As cidades mudaram muito. Hoje em dia, são semelhantes às de qualquer outro sítio. Mas, noutros pontos do país, a vida é por vezes pior do que era antes. Antes ainda havia uma série de coisas públicas que funcionavam mais ou menos [bem]. Agora, as pessoas estão abandonadas. Mudou nos dois sentidos. Também conheço um pouco da China e, atualmente, existe uma ditadura pior do que a russa. Apesar de tudo, na Rússia ainda há oposição. É atacado, mas existe. Isso não acontece na China. Este livro, O Meteorologista, foi banido lá. Foi traduzido, chegou às livrarias mas depois retiraram-no.

Com que justificação?
Nenhuma. Encontrei-me com a minha editora e ela disse-me que nem lhe deram uma explicação por escrito, foi só um telefonema. E foi isso.
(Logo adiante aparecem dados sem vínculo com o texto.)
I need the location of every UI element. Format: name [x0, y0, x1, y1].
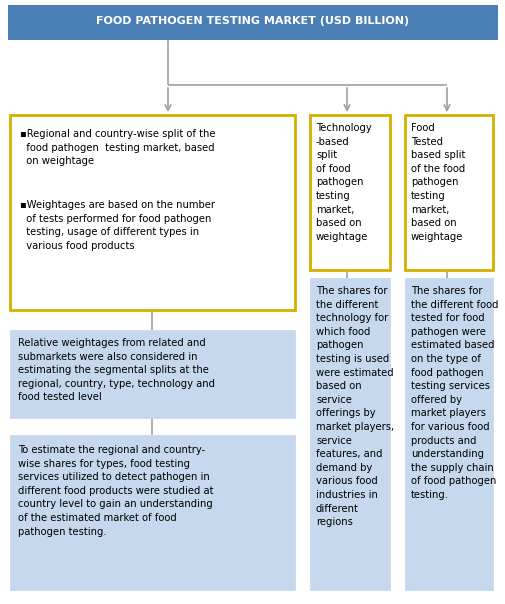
Bar	[10, 435, 295, 590]
Text: ▪Weightages are based on the number
  of tests performed for food pathogen
  tes: ▪Weightages are based on the number of t…	[20, 200, 215, 251]
Bar	[310, 278, 390, 590]
Text: ▪Regional and country-wise split of the
  food pathogen  testing market, based
 : ▪Regional and country-wise split of the …	[20, 129, 216, 166]
Bar	[405, 115, 493, 270]
Text: To estimate the regional and country-
wise shares for types, food testing
servic: To estimate the regional and country- wi…	[18, 445, 214, 536]
Text: FOOD PATHOGEN TESTING MARKET (USD BILLION): FOOD PATHOGEN TESTING MARKET (USD BILLIO…	[96, 16, 409, 27]
Bar	[8, 5, 498, 40]
Bar	[310, 115, 390, 270]
Text: Relative weightages from related and
submarkets were also considered in
estimati: Relative weightages from related and sub…	[18, 338, 215, 402]
Text: The shares for
the different
technology for
which food
pathogen
testing is used
: The shares for the different technology …	[316, 286, 394, 527]
Bar	[10, 115, 295, 310]
Text: Food
Tested
based split
of the food
pathogen
testing
market,
based on
weightage: Food Tested based split of the food path…	[411, 123, 466, 242]
Bar	[405, 278, 493, 590]
Bar	[10, 330, 295, 418]
Text: Technology
-based
split
of food
pathogen
testing
market,
based on
weightage: Technology -based split of food pathogen…	[316, 123, 372, 242]
Text: The shares for
the different food
tested for food
pathogen were
estimated based
: The shares for the different food tested…	[411, 286, 498, 500]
Mas penso que a justificação esteja no facto de falar sobre crimes cometidos por um partido comunista.

Está em Cascais numa residência literária organizada pela Fundação Dom Luís I. Pode revelar um bocadinho do trabalho que tem feito aqui?
Isto são cadernos que escrevi nos últimos 30 anos. São quase 60. Dentro deles há muitas histórias de pessoas, retratos que escrevi um pouco por todo o mundo. Estou a tentar fazer um retrato do mundo a partir dessas histórias, mas que seja também um retrato de mim. É mais ou menos isso que tenho estado a fazer. Não é fácil.

Um retrato do mundo todo? O mundo é lugar muito grande.
Sabe, o Cristóvão Colombo diz que o mundo, afinal, é pequeno.

E concorda com ele?
Não, não concordo. Este livro tem coisas de um texto muito pequenino de [Jorge Luis] Borges. Quando comecei a escrevê-lo e não sabia muito bem para onde ia, de repente, lembrei-me desta frase [dele] que diz: “Um homem se propõe a tarefa de desenhar o mundo. Ao longo dos anos, povoa um espaço com imagens de províncias, de reinos, de montanhas, de baías, de naus, de ilhas, de peixes, de moradas, de instrumentos, de astros, de cavalos e de pessoas. Pouco antes de morrer, descobre que esse paciente labirinto de linhas traça a imagem de seu rosto”. Isto corresponde àquilo que estou a tentar escrever.

Vai haver espaço, nesse grande emaranhado de linhas, para um bocadinho de Portugal?
A primeira página é sobre os Açores. [Portugal] é talvez o país de que falo mais.